Department of Radiology and Research Institute of Radiological Science, Yonsei University College of Medicine, 50 Yonsei-ro, Seodaemun-gu, Seoul, 120-752, South Korea.
Department of Neurosurgery, Yonsei University College of Medicine, Seoul, South Korea.
Eur Radiol. 2019 Dec;29(12):6643-6652. doi: 10.1007/s00330-019-06203-x. Epub 2019 Jun 7.
To assess the utility of amide proton transfer (APT) imaging as an imaging biomarker to predict prognosis and molecular marker status in high-grade glioma (HGG, WHO grade III/IV).
We included 71 patients with pathologically diagnosed HGG who underwent preoperative MRI with APT imaging. Overall survival (OS) and progression-free survival (PFS) according to APT signal, clinical factors, MGMT methylation status, and IDH mutation status were analyzed. Multivariate Cox regression models with and without APT signal data were constructed. Model performance was compared using the integrated AUC (iAUC). Associations between APT signals and molecular markers were assessed using the Mann-Whitney test.
High APT signal was a significant predictor for poor OS (HR = 3.21, 95% CI = 1.62-6.34) and PFS (HR = 2.22, 95% CI = 1.33-3.72) on univariate analysis.
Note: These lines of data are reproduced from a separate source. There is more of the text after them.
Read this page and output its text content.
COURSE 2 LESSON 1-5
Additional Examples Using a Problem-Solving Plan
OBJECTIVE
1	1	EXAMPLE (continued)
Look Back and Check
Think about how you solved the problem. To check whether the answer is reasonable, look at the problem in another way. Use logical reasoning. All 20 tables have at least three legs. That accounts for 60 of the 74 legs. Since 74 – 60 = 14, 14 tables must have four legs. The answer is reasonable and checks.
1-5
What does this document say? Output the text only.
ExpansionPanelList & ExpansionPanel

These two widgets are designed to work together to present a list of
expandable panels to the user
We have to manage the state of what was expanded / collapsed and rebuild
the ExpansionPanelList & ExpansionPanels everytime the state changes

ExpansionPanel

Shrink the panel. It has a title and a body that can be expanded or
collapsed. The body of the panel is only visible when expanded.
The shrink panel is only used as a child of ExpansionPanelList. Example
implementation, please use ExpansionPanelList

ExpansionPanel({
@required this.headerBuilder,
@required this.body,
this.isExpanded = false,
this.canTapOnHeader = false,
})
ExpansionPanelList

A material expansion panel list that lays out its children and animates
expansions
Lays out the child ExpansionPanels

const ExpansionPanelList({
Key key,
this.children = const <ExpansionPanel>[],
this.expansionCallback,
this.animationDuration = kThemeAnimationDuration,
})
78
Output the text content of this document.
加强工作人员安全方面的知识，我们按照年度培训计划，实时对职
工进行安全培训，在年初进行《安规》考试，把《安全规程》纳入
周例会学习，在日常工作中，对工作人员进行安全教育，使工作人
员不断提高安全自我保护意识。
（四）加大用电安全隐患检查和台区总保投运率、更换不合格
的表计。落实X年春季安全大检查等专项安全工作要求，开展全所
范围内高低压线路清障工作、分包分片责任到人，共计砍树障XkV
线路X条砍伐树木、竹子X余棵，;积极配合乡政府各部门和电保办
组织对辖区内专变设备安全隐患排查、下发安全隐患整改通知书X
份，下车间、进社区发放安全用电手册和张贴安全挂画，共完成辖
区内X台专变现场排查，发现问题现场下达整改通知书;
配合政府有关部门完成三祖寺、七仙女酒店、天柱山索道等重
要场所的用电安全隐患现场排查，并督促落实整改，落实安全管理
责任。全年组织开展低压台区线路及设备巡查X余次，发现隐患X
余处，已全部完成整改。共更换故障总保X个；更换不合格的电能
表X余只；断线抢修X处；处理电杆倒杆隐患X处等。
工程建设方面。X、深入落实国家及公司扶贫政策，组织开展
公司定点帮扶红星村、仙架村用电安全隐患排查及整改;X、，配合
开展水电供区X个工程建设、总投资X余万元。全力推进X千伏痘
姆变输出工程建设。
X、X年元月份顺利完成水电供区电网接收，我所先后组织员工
On multivariate analysis, high APT signals were an independent predictor of poor OS and PFS when clinical factors alone (OS: HR = 2.89; PFS: HR = 2.13), or in combination with molecular markers (OS: HR = 2.85; PFS: HR = 2.00), were included as covariates. The incremental prognostic value of APT signals was significant for OS and PFS. IDH-wild type was significantly associated with high APT signals (p = 0.001) when compared to IDH-mutant; however, there was no difference based on MGMT methylation status (p = 0.208).
High APT signal was a significant predictor of poor prognosis in HGG. APT data showed significant incremental prognostic value over clinical prognostic factors and molecular markers and may also predict IDH mutation status.
• Amide proton transfer (APT) imaging is a promising prognostic marker of high-grade glioma. • APT signals were significantly higher in IDH-wild type compared to IDH-mutant high-grade glioma. • APT imaging may be valuable for preoperative screening and treatment guidance.
评估酰胺质子转移(APT)成像作为预测高级别胶质瘤(HGG,WHO 分级 III/IV)预后和分子标志物状态的成像生物标志物的效用。
我们纳入了 71 名经病理诊断为 HGG 并接受术前 APT 成像 MRI 的患者。根据 APT 信号、临床因素、MGMT 甲基化状态和 IDH 突变状态分析总生存期(OS)和无进展生存期(PFS)。构建了包含和不包含 APT 信号数据的多变量 Cox 回归模型,并使用综合 AUC(iAUC)比较了模型性能。使用 Mann-Whitney 检验评估 APT 信号与分子标志物之间的相关性。
在单因素分析中,高 APT 信号是 OS(HR=3.21,95%CI=1.62-6.34)和 PFS(HR=2.22,95%CI=1.33-3.72)不良的显著预测因子。在多因素分析中,当仅考虑临床因素(OS:HR=2.89;PFS:HR=2.13)或同时考虑临床因素和分子标志物(OS:HR=2.85;PFS:HR=2.00)作为协变量时,高 APT 信号是 OS 和 PFS 的独立不良预后预测因子。APT 信号对 OS 和 PFS 的预后有显著的附加预测价值。与 IDH 突变型相比,IDH 野生型与高 APT 信号显著相关(p=0.001);然而,基于 MGMT 甲基化状态,两者没有差异(p=0.208)。
高 APT 信号是 HGG 不良预后的重要预测因子。APT 数据在预测预后方面显示出比临床预后因素和分子标志物更高的附加预后价值,并且还可能预测 IDH 突变状态。
APT 成像可能是高级别脑胶质瘤术前筛查和治疗指导的有价值工具。
与 IDH 突变型相比,IDH 野生型高级别脑胶质瘤的 APT 信号明显更高。
APT 成像可能是高级别脑胶质瘤的一种很有前途的预后标志物。